By Abhisek Sahoo, Director of M&A and Investing, Aspen Standard Wealth
When the time comes to consider an exit, many RIA founders don’t spend enough time looking backward before moving forward. They overlook the chance to appreciate and celebrate what they’ve built: an enduring brand, a culture of partnership and loyalty, and clients who have trusted them through market cycles, births, deaths, marriages, divorces, and generational wealth transfers.
Before thinking about what comes next, the most valuable thing a founder can do is stop and take stock of what they’ve created and acknowledge the significance of that achievement. It’s a critical but often overlooked step in preparing for the realities of pre-transaction planning. The four steps below are designed to help guide that important period of reflection.
Define Your Identity
Your firm’s identity – its culture, brand, client relationships, and investment philosophy – is often your most durable asset. Most founders have never formally articulated what they’ve built and the exercise of doing so is valuable on its own. Ask yourself:
- What does your brand mean to clients and the community you serve?
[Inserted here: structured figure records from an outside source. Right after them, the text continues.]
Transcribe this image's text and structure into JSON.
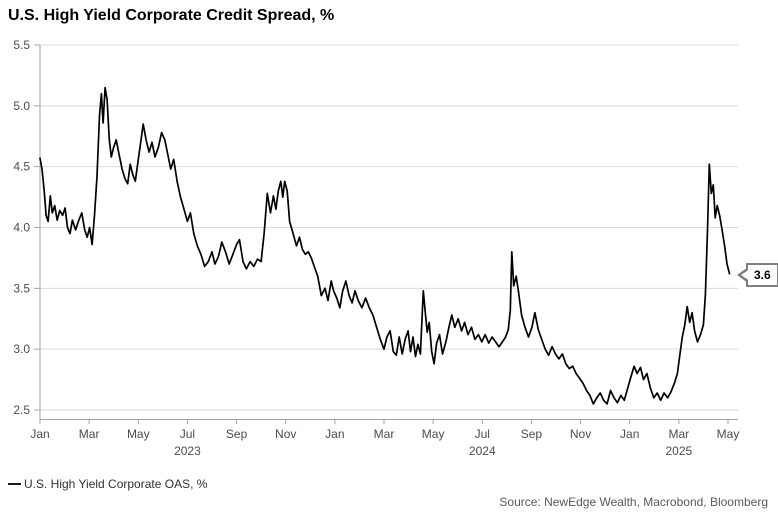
{
  "header": {
    "title": "U.S. High Yield Corporate Credit Spread, %"
  },
  "legend": {
    "label": "U.S. High Yield Corporate OAS, %"
  },
  "footer": {
    "source": "Source: NewEdge Wealth, Macrobond, Bloomberg"
  },
  "callout": {
    "value": "3.6"
  },
  "colors": {
    "series": "#000000",
    "grid": "#d9d9d9",
    "axis": "#a6a6a6",
    "tick_label": "#4d4d4d",
    "title": "#000000",
    "callout_border": "#7f7f7f",
    "source_text": "#595959"
  },
  "chart_data": {
    "type": "line",
    "title": "U.S. High Yield Corporate Credit Spread, %",
    "xlabel": "",
    "ylabel": "",
    "ylim": [
      2.5,
      5.5
    ],
    "grid": "horizontal",
    "legend_position": "bottom-left",
    "y_ticks": [
      "5.5",
      "5.0",
      "4.5",
      "4.0",
      "3.5",
      "3.0",
      "2.5"
    ],
    "x_tick_labels": [
      "Jan",
      "Mar",
      "May",
      "Jul",
      "Sep",
      "Nov",
      "Jan",
      "Mar",
      "May",
      "Jul",
      "Sep",
      "Nov",
      "Jan",
      "Mar",
      "May"
    ],
    "x_tick_months": [
      0,
      2,
      4,
      6,
      8,
      10,
      12,
      14,
      16,
      18,
      20,
      22,
      24,
      26,
      28
    ],
    "year_labels": [
      {
        "tick_index": 3,
        "label": "2023"
      },
      {
        "tick_index": 9,
        "label": "2024"
      },
      {
        "tick_index": 13,
        "label": "2025"
      }
    ],
    "last_value": 3.6,
    "series": [
      {
        "name": "U.S. High Yield Corporate OAS, %",
        "color": "#000000",
        "x_unit": "months since 2023-01-01",
        "points": [
          [
            0.0,
            4.57
          ],
          [
            0.08,
            4.48
          ],
          [
            0.17,
            4.3
          ],
          [
            0.25,
            4.1
          ],
          [
            0.33,
            4.05
          ],
          [
            0.42,
            4.26
          ],
          [
            0.5,
            4.12
          ],
          [
            0.6,
            4.18
          ],
          [
            0.7,
            4.06
          ],
          [
            0.8,
            4.14
          ],
          [
            0.92,
            4.1
          ],
          [
            1.02,
            4.16
          ],
          [
            1.12,
            4.0
          ],
          [
            1.22,
            3.95
          ],
          [
            1.32,
            4.06
          ],
          [
            1.45,
            3.98
          ],
          [
            1.58,
            4.06
          ],
          [
            1.7,
            4.12
          ],
          [
            1.82,
            3.98
          ],
          [
            1.92,
            3.92
          ],
          [
            2.02,
            4.0
          ],
          [
            2.12,
            3.86
          ],
          [
            2.22,
            4.1
          ],
          [
            2.32,
            4.42
          ],
          [
            2.42,
            4.92
          ],
          [
            2.5,
            5.1
          ],
          [
            2.57,
            4.86
          ],
          [
            2.65,
            5.15
          ],
          [
            2.73,
            5.05
          ],
          [
            2.82,
            4.72
          ],
          [
            2.9,
            4.58
          ],
          [
            3.0,
            4.66
          ],
          [
            3.1,
            4.72
          ],
          [
            3.22,
            4.6
          ],
          [
            3.34,
            4.48
          ],
          [
            3.46,
            4.4
          ],
          [
            3.57,
            4.36
          ],
          [
            3.67,
            4.52
          ],
          [
            3.77,
            4.44
          ],
          [
            3.88,
            4.38
          ],
          [
            4.0,
            4.56
          ],
          [
            4.1,
            4.7
          ],
          [
            4.2,
            4.85
          ],
          [
            4.32,
            4.72
          ],
          [
            4.44,
            4.62
          ],
          [
            4.56,
            4.7
          ],
          [
            4.68,
            4.58
          ],
          [
            4.82,
            4.66
          ],
          [
            4.95,
            4.78
          ],
          [
            5.08,
            4.72
          ],
          [
            5.2,
            4.6
          ],
          [
            5.32,
            4.48
          ],
          [
            5.44,
            4.56
          ],
          [
            5.58,
            4.38
          ],
          [
            5.72,
            4.25
          ],
          [
            5.86,
            4.15
          ],
          [
            6.0,
            4.05
          ],
          [
            6.12,
            4.12
          ],
          [
            6.26,
            3.95
          ],
          [
            6.4,
            3.85
          ],
          [
            6.55,
            3.78
          ],
          [
            6.7,
            3.68
          ],
          [
            6.85,
            3.72
          ],
          [
            7.0,
            3.8
          ],
          [
            7.12,
            3.7
          ],
          [
            7.26,
            3.76
          ],
          [
            7.4,
            3.88
          ],
          [
            7.55,
            3.8
          ],
          [
            7.7,
            3.7
          ],
          [
            7.85,
            3.78
          ],
          [
            8.0,
            3.86
          ],
          [
            8.12,
            3.9
          ],
          [
            8.26,
            3.72
          ],
          [
            8.4,
            3.66
          ],
          [
            8.55,
            3.72
          ],
          [
            8.7,
            3.68
          ],
          [
            8.85,
            3.74
          ],
          [
            9.0,
            3.72
          ],
          [
            9.12,
            3.95
          ],
          [
            9.25,
            4.28
          ],
          [
            9.38,
            4.12
          ],
          [
            9.5,
            4.26
          ],
          [
            9.6,
            4.15
          ],
          [
            9.7,
            4.3
          ],
          [
            9.8,
            4.38
          ],
          [
            9.88,
            4.25
          ],
          [
            9.96,
            4.38
          ],
          [
            10.06,
            4.3
          ],
          [
            10.16,
            4.05
          ],
          [
            10.3,
            3.95
          ],
          [
            10.44,
            3.85
          ],
          [
            10.56,
            3.92
          ],
          [
            10.68,
            3.82
          ],
          [
            10.8,
            3.78
          ],
          [
            10.92,
            3.8
          ],
          [
            11.04,
            3.75
          ],
          [
            11.16,
            3.68
          ],
          [
            11.3,
            3.6
          ],
          [
            11.45,
            3.44
          ],
          [
            11.6,
            3.5
          ],
          [
            11.72,
            3.4
          ],
          [
            11.85,
            3.56
          ],
          [
            11.95,
            3.48
          ],
          [
            12.08,
            3.42
          ],
          [
            12.2,
            3.34
          ],
          [
            12.32,
            3.48
          ],
          [
            12.45,
            3.56
          ],
          [
            12.58,
            3.44
          ],
          [
            12.7,
            3.38
          ],
          [
            12.82,
            3.48
          ],
          [
            12.95,
            3.4
          ],
          [
            13.1,
            3.34
          ],
          [
            13.25,
            3.42
          ],
          [
            13.4,
            3.34
          ],
          [
            13.55,
            3.28
          ],
          [
            13.7,
            3.18
          ],
          [
            13.85,
            3.08
          ],
          [
            14.0,
            3.0
          ],
          [
            14.12,
            3.1
          ],
          [
            14.25,
            3.15
          ],
          [
            14.38,
            2.98
          ],
          [
            14.5,
            2.95
          ],
          [
            14.62,
            3.1
          ],
          [
            14.74,
            2.96
          ],
          [
            14.86,
            3.08
          ],
          [
            14.98,
            3.15
          ],
          [
            15.08,
            2.98
          ],
          [
            15.18,
            3.1
          ],
          [
            15.28,
            2.94
          ],
          [
            15.38,
            3.04
          ],
          [
            15.48,
            2.96
          ],
          [
            15.6,
            3.48
          ],
          [
            15.68,
            3.3
          ],
          [
            15.76,
            3.14
          ],
          [
            15.84,
            3.22
          ],
          [
            15.94,
            2.98
          ],
          [
            16.04,
            2.88
          ],
          [
            16.14,
            3.05
          ],
          [
            16.26,
            3.12
          ],
          [
            16.38,
            2.96
          ],
          [
            16.52,
            3.06
          ],
          [
            16.64,
            3.18
          ],
          [
            16.76,
            3.28
          ],
          [
            16.88,
            3.18
          ],
          [
            17.02,
            3.25
          ],
          [
            17.16,
            3.15
          ],
          [
            17.28,
            3.22
          ],
          [
            17.42,
            3.12
          ],
          [
            17.56,
            3.18
          ],
          [
            17.7,
            3.08
          ],
          [
            17.84,
            3.12
          ],
          [
            17.98,
            3.06
          ],
          [
            18.12,
            3.12
          ],
          [
            18.26,
            3.05
          ],
          [
            18.4,
            3.1
          ],
          [
            18.54,
            3.06
          ],
          [
            18.68,
            3.02
          ],
          [
            18.82,
            3.06
          ],
          [
            18.95,
            3.1
          ],
          [
            19.06,
            3.16
          ],
          [
            19.14,
            3.32
          ],
          [
            19.2,
            3.8
          ],
          [
            19.28,
            3.52
          ],
          [
            19.38,
            3.6
          ],
          [
            19.48,
            3.46
          ],
          [
            19.6,
            3.28
          ],
          [
            19.74,
            3.18
          ],
          [
            19.88,
            3.1
          ],
          [
            20.02,
            3.18
          ],
          [
            20.14,
            3.3
          ],
          [
            20.28,
            3.16
          ],
          [
            20.42,
            3.08
          ],
          [
            20.56,
            3.0
          ],
          [
            20.7,
            2.95
          ],
          [
            20.84,
            3.02
          ],
          [
            20.98,
            2.96
          ],
          [
            21.12,
            2.92
          ],
          [
            21.26,
            2.96
          ],
          [
            21.4,
            2.88
          ],
          [
            21.54,
            2.84
          ],
          [
            21.68,
            2.86
          ],
          [
            21.82,
            2.8
          ],
          [
            21.96,
            2.76
          ],
          [
            22.1,
            2.72
          ],
          [
            22.24,
            2.66
          ],
          [
            22.38,
            2.62
          ],
          [
            22.52,
            2.55
          ],
          [
            22.66,
            2.6
          ],
          [
            22.8,
            2.64
          ],
          [
            22.94,
            2.58
          ],
          [
            23.08,
            2.55
          ],
          [
            23.22,
            2.66
          ],
          [
            23.36,
            2.6
          ],
          [
            23.5,
            2.56
          ],
          [
            23.64,
            2.62
          ],
          [
            23.78,
            2.58
          ],
          [
            23.92,
            2.68
          ],
          [
            24.06,
            2.78
          ],
          [
            24.18,
            2.86
          ],
          [
            24.3,
            2.8
          ],
          [
            24.44,
            2.85
          ],
          [
            24.56,
            2.75
          ],
          [
            24.7,
            2.8
          ],
          [
            24.84,
            2.68
          ],
          [
            24.98,
            2.6
          ],
          [
            25.12,
            2.64
          ],
          [
            25.26,
            2.58
          ],
          [
            25.4,
            2.64
          ],
          [
            25.54,
            2.6
          ],
          [
            25.68,
            2.65
          ],
          [
            25.82,
            2.72
          ],
          [
            25.94,
            2.8
          ],
          [
            26.04,
            2.95
          ],
          [
            26.14,
            3.1
          ],
          [
            26.24,
            3.2
          ],
          [
            26.34,
            3.35
          ],
          [
            26.44,
            3.22
          ],
          [
            26.54,
            3.3
          ],
          [
            26.64,
            3.15
          ],
          [
            26.76,
            3.06
          ],
          [
            26.88,
            3.12
          ],
          [
            27.0,
            3.2
          ],
          [
            27.08,
            3.45
          ],
          [
            27.16,
            3.95
          ],
          [
            27.24,
            4.52
          ],
          [
            27.32,
            4.28
          ],
          [
            27.4,
            4.35
          ],
          [
            27.48,
            4.08
          ],
          [
            27.56,
            4.18
          ],
          [
            27.66,
            4.1
          ],
          [
            27.76,
            3.98
          ],
          [
            27.86,
            3.85
          ],
          [
            27.96,
            3.7
          ],
          [
            28.06,
            3.62
          ]
        ]
      }
    ]
  }
}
- What investment philosophy or service model sets you apart from the 15,000+ other RIAs in the country?
- How is your organizational culture differentiated from other firms?
- If your firm’s name were removed from your ADV, would a client still recognize it as the firm they know and trust?
Founders who take the time to answer these questions are better positioned to evaluate any future partnership, and more importantly, to protect what they’ve built when at the negotiating table.
Understand Your Growth Ceiling
Most RIAs have grown through referrals and word of mouth. That’s not a criticism; it’s a testament to client loyalty and something to be proud of. But as leaders consider what their firms will look like over the next 10, 20, 30 years, it’s worth asking what an enhanced growth engine could do for their business, their team, and their clients. Especially in a highly competitive landscape where the ability to scale has taken on outsized importance. Ask yourself:
- Where has your growth come from over the past five years?
- Have you invested in digital marketing capabilities? If so, what happened? If not, why not?
- How much of your growth has come from new clients versus existing client asset growth?
Most founders discover that the gap between their current organic growth rate and what’s possible with the right resources is significant. That gap is value waiting to be unlocked.
Take Stock of Your Tech Stack
Technology today isn’t just an operational question; it’s a client experience question. Clients expect their wealth managers to offer a modern, seamless, digitally native experience. The rapid evolution and adoption of AI and the ongoing “great wealth transfer” to a more tech-savvy generation should compel every RIA leader to ask whether their clients are truly receiving the best possible digital experience available. Ask yourself:
- How much of your team’s time is spent on manual processes that technology should be handling?
- How have you incorporated AI into your systems and workflows?
- What does your cybersecurity posture look like?
- Are your current systems set to serve you appropriately in the next phase of growth?
- Does your client portal and reporting provide a contemporary client experience?
The cost of outdated technology shows up in client experience long before it shows up in deal valuation. Founders who recognize this aren’t just better prepared for a transaction, they’re motivated to solve it, with or without a partner.
Think About Your People
The RIAs that endure for generations are the ones whose people believe the best chapter is still ahead. Finding a partner and a successor isn’t about replacing you; it’s about ensuring the people on your team are informed and energized about where the firm is going. Ask yourself:
- Are your next generation advisors positioned to stay and grow with the business?
- Has a succession plan been developed and communicated to firm leaders? Have you provided the training and autonomy to enable them to lead?
- Does your team have a voice in the firm’s future direction, including what you do and don’t want in a potential partner?
The best partnerships happen when RIA founders negotiate from a position of strength, not necessity. When you know what you’ve built, what you love about it, and what you never want to change, you’re in the right mindset to find an ideal partner. One that won’t ask you to give up your brand, your culture, and your legacy.